Fani druku 3D muszą uzbroić się w cierpliwość. Nowy flagowiec od Bambu Lab nie pojawi się w tym roku. Czekanie ma być jednak tego warte.

Bambu Lab to chiński producent drukarek 3D, który w ostatnich latach zdobył ogromną popularność. Wszystko za sprawą dopracowanych, ale przystępnych cenowo modeli. Jest taniej niż w przypadku czeskiej Prusy, a w porównaniu do Creality urządzenia są gotowe do pracy zaraz po wyjęciu z pudełka.
Bambu Lab obiecuje przesunąć granice druku 3D
Niestety dzisiaj Chińczycy poinformowali o opóźnieniu premiery swojego nowego flagowca. Zapowiadany on był jeszcze w 2023 roku, a debiutować miał na rynku w tym roku.
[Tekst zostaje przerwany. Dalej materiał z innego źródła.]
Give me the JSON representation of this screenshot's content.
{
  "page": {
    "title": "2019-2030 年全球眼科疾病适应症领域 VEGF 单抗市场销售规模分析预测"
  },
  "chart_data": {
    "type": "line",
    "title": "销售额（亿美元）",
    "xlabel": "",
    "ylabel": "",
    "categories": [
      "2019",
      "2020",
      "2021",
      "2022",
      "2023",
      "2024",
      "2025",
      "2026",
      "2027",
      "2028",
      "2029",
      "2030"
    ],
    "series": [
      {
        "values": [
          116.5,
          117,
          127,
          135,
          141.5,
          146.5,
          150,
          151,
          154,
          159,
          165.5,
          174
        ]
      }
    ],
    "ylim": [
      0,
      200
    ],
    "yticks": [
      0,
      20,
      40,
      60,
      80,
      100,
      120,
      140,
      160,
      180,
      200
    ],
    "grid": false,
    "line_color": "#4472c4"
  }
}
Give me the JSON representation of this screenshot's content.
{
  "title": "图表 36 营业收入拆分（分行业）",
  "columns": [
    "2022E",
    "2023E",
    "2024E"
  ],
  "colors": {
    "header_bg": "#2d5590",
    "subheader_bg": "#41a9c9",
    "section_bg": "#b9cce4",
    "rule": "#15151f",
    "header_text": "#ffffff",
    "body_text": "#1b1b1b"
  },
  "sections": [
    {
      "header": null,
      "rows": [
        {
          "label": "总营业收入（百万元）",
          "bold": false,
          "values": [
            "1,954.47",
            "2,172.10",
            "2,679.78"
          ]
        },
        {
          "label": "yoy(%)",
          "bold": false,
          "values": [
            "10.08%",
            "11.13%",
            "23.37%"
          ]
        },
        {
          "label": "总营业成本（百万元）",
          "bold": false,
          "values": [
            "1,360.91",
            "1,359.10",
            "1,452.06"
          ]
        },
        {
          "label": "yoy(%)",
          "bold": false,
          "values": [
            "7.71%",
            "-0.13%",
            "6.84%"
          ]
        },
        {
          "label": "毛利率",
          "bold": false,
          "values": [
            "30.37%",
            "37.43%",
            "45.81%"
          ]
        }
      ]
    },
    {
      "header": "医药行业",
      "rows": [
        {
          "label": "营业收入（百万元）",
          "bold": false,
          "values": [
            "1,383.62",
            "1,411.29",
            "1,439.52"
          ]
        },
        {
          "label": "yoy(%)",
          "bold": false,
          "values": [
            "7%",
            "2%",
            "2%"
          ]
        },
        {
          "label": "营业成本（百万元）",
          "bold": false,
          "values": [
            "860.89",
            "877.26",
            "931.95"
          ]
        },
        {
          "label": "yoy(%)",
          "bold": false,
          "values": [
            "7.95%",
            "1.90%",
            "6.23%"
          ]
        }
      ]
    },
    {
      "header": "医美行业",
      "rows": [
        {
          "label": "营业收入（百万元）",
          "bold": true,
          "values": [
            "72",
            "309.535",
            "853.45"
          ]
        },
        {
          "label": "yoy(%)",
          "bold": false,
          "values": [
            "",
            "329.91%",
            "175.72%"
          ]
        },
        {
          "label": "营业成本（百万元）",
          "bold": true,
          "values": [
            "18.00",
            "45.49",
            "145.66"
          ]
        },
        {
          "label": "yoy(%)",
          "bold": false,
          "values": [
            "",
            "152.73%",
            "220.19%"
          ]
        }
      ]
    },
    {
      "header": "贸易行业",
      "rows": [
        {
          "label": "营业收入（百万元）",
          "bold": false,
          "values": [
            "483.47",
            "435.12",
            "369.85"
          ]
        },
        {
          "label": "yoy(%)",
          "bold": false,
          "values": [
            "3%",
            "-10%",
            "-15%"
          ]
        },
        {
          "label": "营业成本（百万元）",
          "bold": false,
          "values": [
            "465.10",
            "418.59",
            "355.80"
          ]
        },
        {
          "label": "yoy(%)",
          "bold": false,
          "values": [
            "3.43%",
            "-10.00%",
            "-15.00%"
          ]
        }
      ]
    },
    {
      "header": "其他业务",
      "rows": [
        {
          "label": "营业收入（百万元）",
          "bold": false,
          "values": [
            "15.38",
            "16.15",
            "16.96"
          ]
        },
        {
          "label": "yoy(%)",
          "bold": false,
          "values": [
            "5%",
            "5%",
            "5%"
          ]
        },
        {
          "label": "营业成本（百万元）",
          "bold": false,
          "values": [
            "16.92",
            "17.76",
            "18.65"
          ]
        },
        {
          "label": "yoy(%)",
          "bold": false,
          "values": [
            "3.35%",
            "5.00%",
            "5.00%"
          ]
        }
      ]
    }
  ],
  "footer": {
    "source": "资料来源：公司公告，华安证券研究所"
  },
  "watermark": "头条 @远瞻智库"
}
Teraz mówi się o pierwszym kwartale 2025. Powodem ma być chęć zaoferowania jak najbardziej dopracowanego produktu.



Nowe urządzenie ma być skierowane do entuzjastów i oferować lepsze możliwości iż aktualnie dostępny model Bambu Lab X1. Sugeruje to, że cena będzie wynosić nie mniej niż 1199 dolarów (ok. 4715 złotych). Producent mówi też o "przesuwaniu granic druku 3D", ale nie zdradza żadnych szczegółów.
📣Important Update: Our new Top-of-the-line 3D printer launch moves to Q1 2025.
— Bambu Lab (@BambulabGlobal) October 9, 2024
We're taking time to polish innovative features that'll push the boundaries of consumer 3D printing and making sure the machine to be fully ready and supported worldwide. Worth the wait - we promise!…
Warto przypomnieć, że chińska firma toczy aktualnie batalię sądową w USA. W sierpniu Stratasys złożył dwa pozwy o naruszenie patentów. Mowa o bardzo ogólnych rozwiązaniach stosowanych również przez innych producentów na rynku - podgrzewanie platformy roboczej drukarki, drukowanie warstwami czy tzw. "purge towers". Jeśli Bambu Lab przegra sprawy, będzie miało to wpływ na cały rynek druku 3D.